Far better would be a process of selective engagement, in order to maximise what leverage can be salvaged. Because there are still things that the West can do, on a limited budget, that would allow it some leverage.
The first is to recognise its own limitations. For all the talk of “requiring reform”, there is little the West can do to force the regime to the negotiating table and nothing it is willing to do to stop the regime retaking the majority of Syrian territory.
Armed regime change is coming to an end. But that does not mean the Syrian revolution is finished.
The West, with the help of Middle Eastern allies, can help the opposition form a coherent road map for the future.
The Geneva process has been hampered by the regime’s red lines, which has made it impossible for the different rebel factions to find common ground.

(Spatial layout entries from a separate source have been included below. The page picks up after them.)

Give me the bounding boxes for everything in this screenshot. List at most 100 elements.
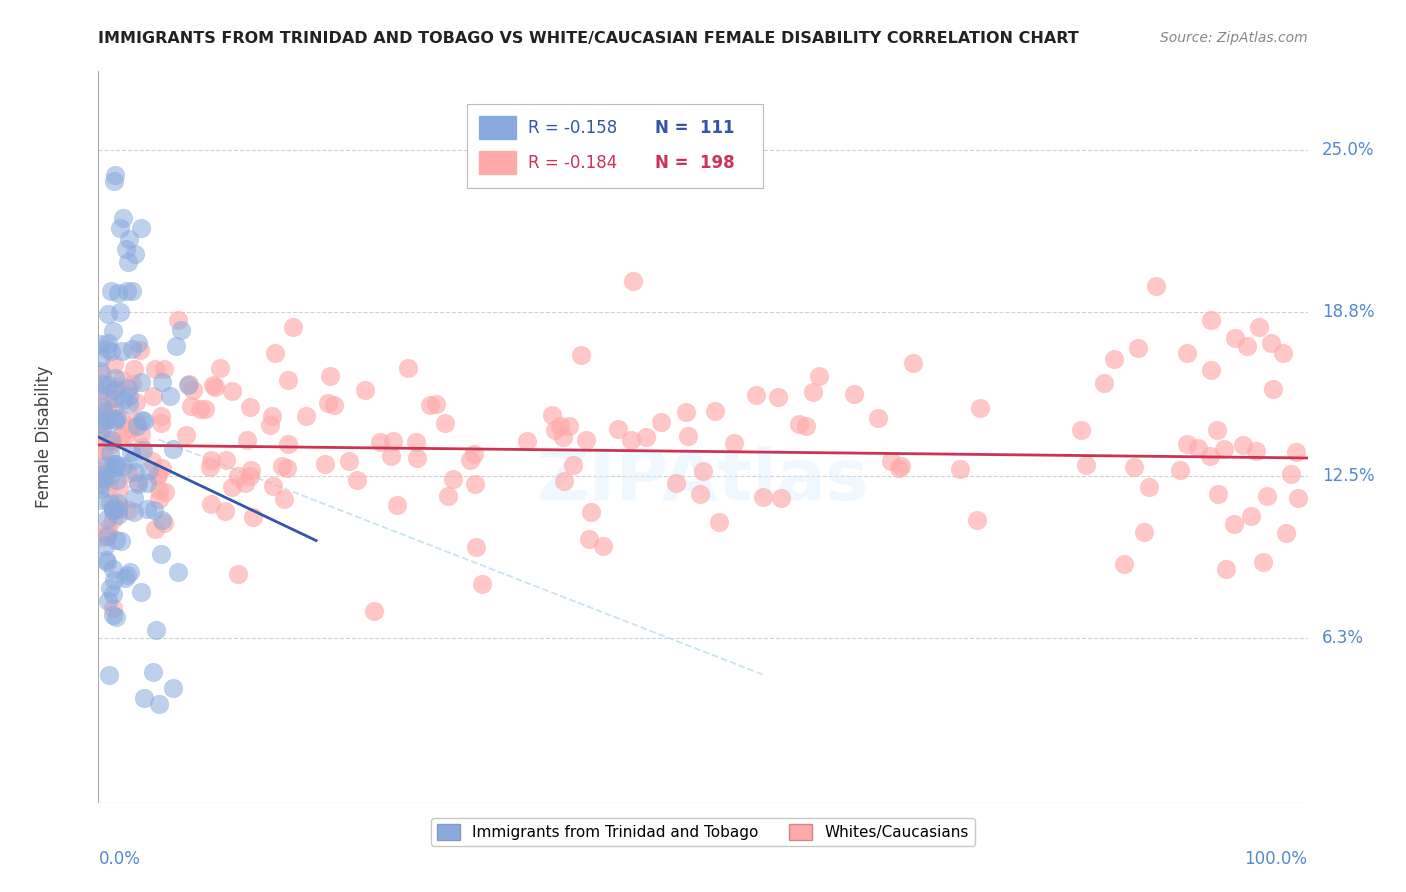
Point	[107, 508, 129, 522]
Text: N =  198: N = 198	[655, 153, 734, 172]
Point	[142, 389, 165, 403]
Point	[233, 475, 256, 490]
Bar	[479, 116, 516, 139]
Point	[1261, 382, 1284, 396]
Point	[259, 417, 281, 432]
Point	[96, 343, 118, 357]
Point	[752, 490, 775, 504]
Point	[316, 396, 339, 410]
Point	[1256, 489, 1278, 503]
Point	[125, 395, 148, 409]
Point	[110, 411, 132, 425]
Point	[441, 472, 464, 486]
Point	[94, 553, 117, 567]
Point	[323, 399, 346, 413]
Point	[91, 405, 114, 419]
Point	[127, 476, 149, 491]
Point	[396, 361, 419, 376]
Point	[96, 413, 118, 427]
Point	[100, 344, 122, 359]
FancyBboxPatch shape	[467, 104, 763, 188]
Point	[155, 484, 177, 499]
Point	[108, 221, 131, 235]
Point	[104, 457, 127, 471]
Point	[129, 375, 152, 389]
Point	[180, 399, 202, 413]
Point	[127, 335, 149, 350]
Point	[104, 383, 127, 397]
Point	[129, 343, 152, 358]
Point	[363, 604, 385, 618]
Point	[107, 496, 129, 510]
Point	[890, 458, 912, 473]
Point	[226, 469, 249, 483]
Point	[146, 468, 169, 483]
Point	[209, 361, 232, 376]
Point	[745, 388, 768, 402]
Point	[105, 411, 128, 425]
Text: 18.8%: 18.8%	[1322, 302, 1375, 321]
Point	[167, 313, 190, 327]
Point	[91, 368, 114, 382]
Point	[578, 533, 600, 547]
Point	[117, 254, 139, 268]
Point	[115, 427, 138, 442]
Point	[551, 430, 574, 444]
Text: ZIPAtlas: ZIPAtlas	[537, 447, 869, 516]
Point	[96, 511, 118, 525]
Point	[1223, 516, 1246, 531]
Point	[768, 390, 790, 404]
Point	[98, 581, 121, 595]
Point	[159, 389, 181, 403]
Point	[541, 408, 564, 422]
Point	[132, 442, 155, 457]
Point	[103, 433, 125, 447]
Point	[569, 348, 592, 362]
Point	[98, 496, 121, 510]
Point	[433, 416, 456, 430]
Point	[110, 429, 132, 443]
Point	[101, 503, 124, 517]
Point	[122, 362, 145, 376]
Point	[262, 409, 284, 424]
Point	[104, 371, 127, 385]
Point	[346, 473, 368, 487]
Point	[966, 513, 988, 527]
Point	[464, 477, 486, 491]
Point	[794, 418, 817, 433]
Point	[405, 451, 427, 466]
Point	[1279, 467, 1302, 482]
Point	[188, 402, 211, 417]
Point	[98, 446, 121, 460]
Point	[276, 460, 298, 475]
Point	[842, 386, 865, 401]
Point	[97, 593, 120, 607]
Point	[1199, 363, 1222, 377]
Point	[150, 461, 173, 475]
Text: 0.0%: 0.0%	[98, 850, 141, 868]
Point	[101, 600, 124, 615]
Point	[170, 324, 193, 338]
Point	[129, 585, 152, 599]
Point	[273, 491, 295, 506]
Point	[135, 476, 157, 491]
Point	[89, 425, 111, 439]
Point	[592, 540, 614, 554]
Point	[97, 336, 120, 351]
Point	[98, 462, 121, 476]
Point	[107, 502, 129, 516]
Point	[198, 459, 221, 474]
Point	[887, 460, 910, 475]
Point	[120, 445, 142, 459]
Point	[115, 284, 138, 298]
Point	[122, 453, 145, 467]
Point	[575, 433, 598, 447]
Point	[143, 522, 166, 536]
Point	[162, 442, 184, 456]
Point	[1175, 346, 1198, 360]
Point	[425, 397, 447, 411]
Point	[903, 356, 925, 370]
Point	[114, 571, 136, 585]
Point	[131, 426, 153, 441]
Point	[1213, 442, 1236, 457]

But a longer process of political support, perhaps in Turkey, where so many of the opposition are based, would allow the opposition to create a cohesive policy platform, one that could present a real alternative.

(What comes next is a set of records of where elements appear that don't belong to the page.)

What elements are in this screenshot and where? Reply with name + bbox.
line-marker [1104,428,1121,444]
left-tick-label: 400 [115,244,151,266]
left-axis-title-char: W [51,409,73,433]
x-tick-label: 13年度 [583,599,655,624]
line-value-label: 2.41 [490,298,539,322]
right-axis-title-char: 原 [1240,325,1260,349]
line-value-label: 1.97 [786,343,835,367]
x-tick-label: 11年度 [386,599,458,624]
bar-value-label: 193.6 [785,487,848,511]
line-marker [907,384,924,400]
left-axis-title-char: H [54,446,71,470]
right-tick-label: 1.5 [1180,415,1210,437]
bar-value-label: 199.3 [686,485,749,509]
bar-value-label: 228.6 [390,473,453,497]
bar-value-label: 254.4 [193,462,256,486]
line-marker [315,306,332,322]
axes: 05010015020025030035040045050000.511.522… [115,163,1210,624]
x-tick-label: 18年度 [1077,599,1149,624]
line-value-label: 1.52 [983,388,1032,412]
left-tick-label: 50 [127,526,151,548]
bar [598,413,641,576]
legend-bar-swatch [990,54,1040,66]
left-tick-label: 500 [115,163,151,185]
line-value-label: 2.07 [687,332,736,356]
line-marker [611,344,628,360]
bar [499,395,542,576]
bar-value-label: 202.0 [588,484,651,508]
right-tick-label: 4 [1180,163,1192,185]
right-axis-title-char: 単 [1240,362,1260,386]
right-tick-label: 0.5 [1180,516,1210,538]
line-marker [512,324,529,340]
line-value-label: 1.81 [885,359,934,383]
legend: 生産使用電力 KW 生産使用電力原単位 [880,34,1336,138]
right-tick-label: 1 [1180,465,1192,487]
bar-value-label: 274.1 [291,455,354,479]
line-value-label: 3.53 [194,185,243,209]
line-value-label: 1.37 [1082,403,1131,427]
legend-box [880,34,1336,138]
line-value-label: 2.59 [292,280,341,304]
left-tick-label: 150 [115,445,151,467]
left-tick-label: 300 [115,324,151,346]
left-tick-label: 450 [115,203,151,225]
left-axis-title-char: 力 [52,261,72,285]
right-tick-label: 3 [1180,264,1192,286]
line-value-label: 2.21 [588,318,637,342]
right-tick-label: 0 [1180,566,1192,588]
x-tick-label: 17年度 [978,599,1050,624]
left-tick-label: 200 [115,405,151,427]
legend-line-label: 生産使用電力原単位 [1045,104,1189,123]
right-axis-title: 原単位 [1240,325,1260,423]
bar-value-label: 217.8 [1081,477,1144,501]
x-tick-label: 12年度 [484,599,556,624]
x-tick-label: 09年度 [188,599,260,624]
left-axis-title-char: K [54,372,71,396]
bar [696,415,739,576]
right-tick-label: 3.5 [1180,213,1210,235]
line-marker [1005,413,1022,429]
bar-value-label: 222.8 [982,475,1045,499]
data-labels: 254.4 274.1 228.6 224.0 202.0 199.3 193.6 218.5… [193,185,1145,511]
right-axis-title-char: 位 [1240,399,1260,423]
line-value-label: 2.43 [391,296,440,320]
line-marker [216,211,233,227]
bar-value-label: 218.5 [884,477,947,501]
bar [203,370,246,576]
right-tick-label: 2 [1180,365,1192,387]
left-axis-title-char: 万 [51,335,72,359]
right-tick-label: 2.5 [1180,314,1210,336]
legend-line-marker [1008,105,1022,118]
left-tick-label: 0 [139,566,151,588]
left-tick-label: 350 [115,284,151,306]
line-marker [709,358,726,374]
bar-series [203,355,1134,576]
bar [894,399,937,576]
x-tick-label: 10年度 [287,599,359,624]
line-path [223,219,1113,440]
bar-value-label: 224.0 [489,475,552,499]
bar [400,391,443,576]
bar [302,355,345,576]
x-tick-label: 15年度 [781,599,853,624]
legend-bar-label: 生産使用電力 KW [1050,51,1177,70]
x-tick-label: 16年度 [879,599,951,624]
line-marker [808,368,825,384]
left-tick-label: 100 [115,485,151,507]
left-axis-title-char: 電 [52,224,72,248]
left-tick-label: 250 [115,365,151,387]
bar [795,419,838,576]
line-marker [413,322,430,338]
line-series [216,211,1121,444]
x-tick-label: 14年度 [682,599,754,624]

The second policy should be for the West to increase its leverage on Mr Al Assad by reducing his leverage on it.
Remarkably, the word “refugees” was absent from Mr Carter’s article in the New York Times but it remains the most essential part of the Syrian story.
Six million Syrian refugees are displaced outside the country, the overwhelming majority in three countries – Turkey, Lebanon and Jordan.
Yet funds promised to these countries to help them deal with the crisis have not been forthcoming.
A deal signed between the European Union and Turkey two years ago agreed $7 billion in aid but only half of this has been paid.
That stress on countries in the region is leverage for the regime, because it knows it has the pressure points of further waves of migration or long, complicated delays in returning the refugees.
Ultimately, simply capitulating to the regime, mainly to create an appearance of American relevance, is not genuine justice. A policy that returns Syria to how it was in 2011 before the outbreak of war will inevitably collapse. Too many have lost too much.
For any peace to hold, even if it means the regime remaining in power, there must be a real effort at justice.
For a start, there must be real information about what happened to the tens of thousands of the vanished; a dignified resettlement of refugees, even if that takes place outside the country; and the restitution of property to those who fled the regime and other armed groups.
Without that, any peace would be temporary and illusory.
The level of coercion and violence necessary to keep a lid on that level of dissent would practically guarantee another popular explosion.
Mr Carter is not wrong that peace, even an imperfect one, is better than an endless war. Many Syrians would agree.
But peace without justice is precisely the recipe for a neverending war.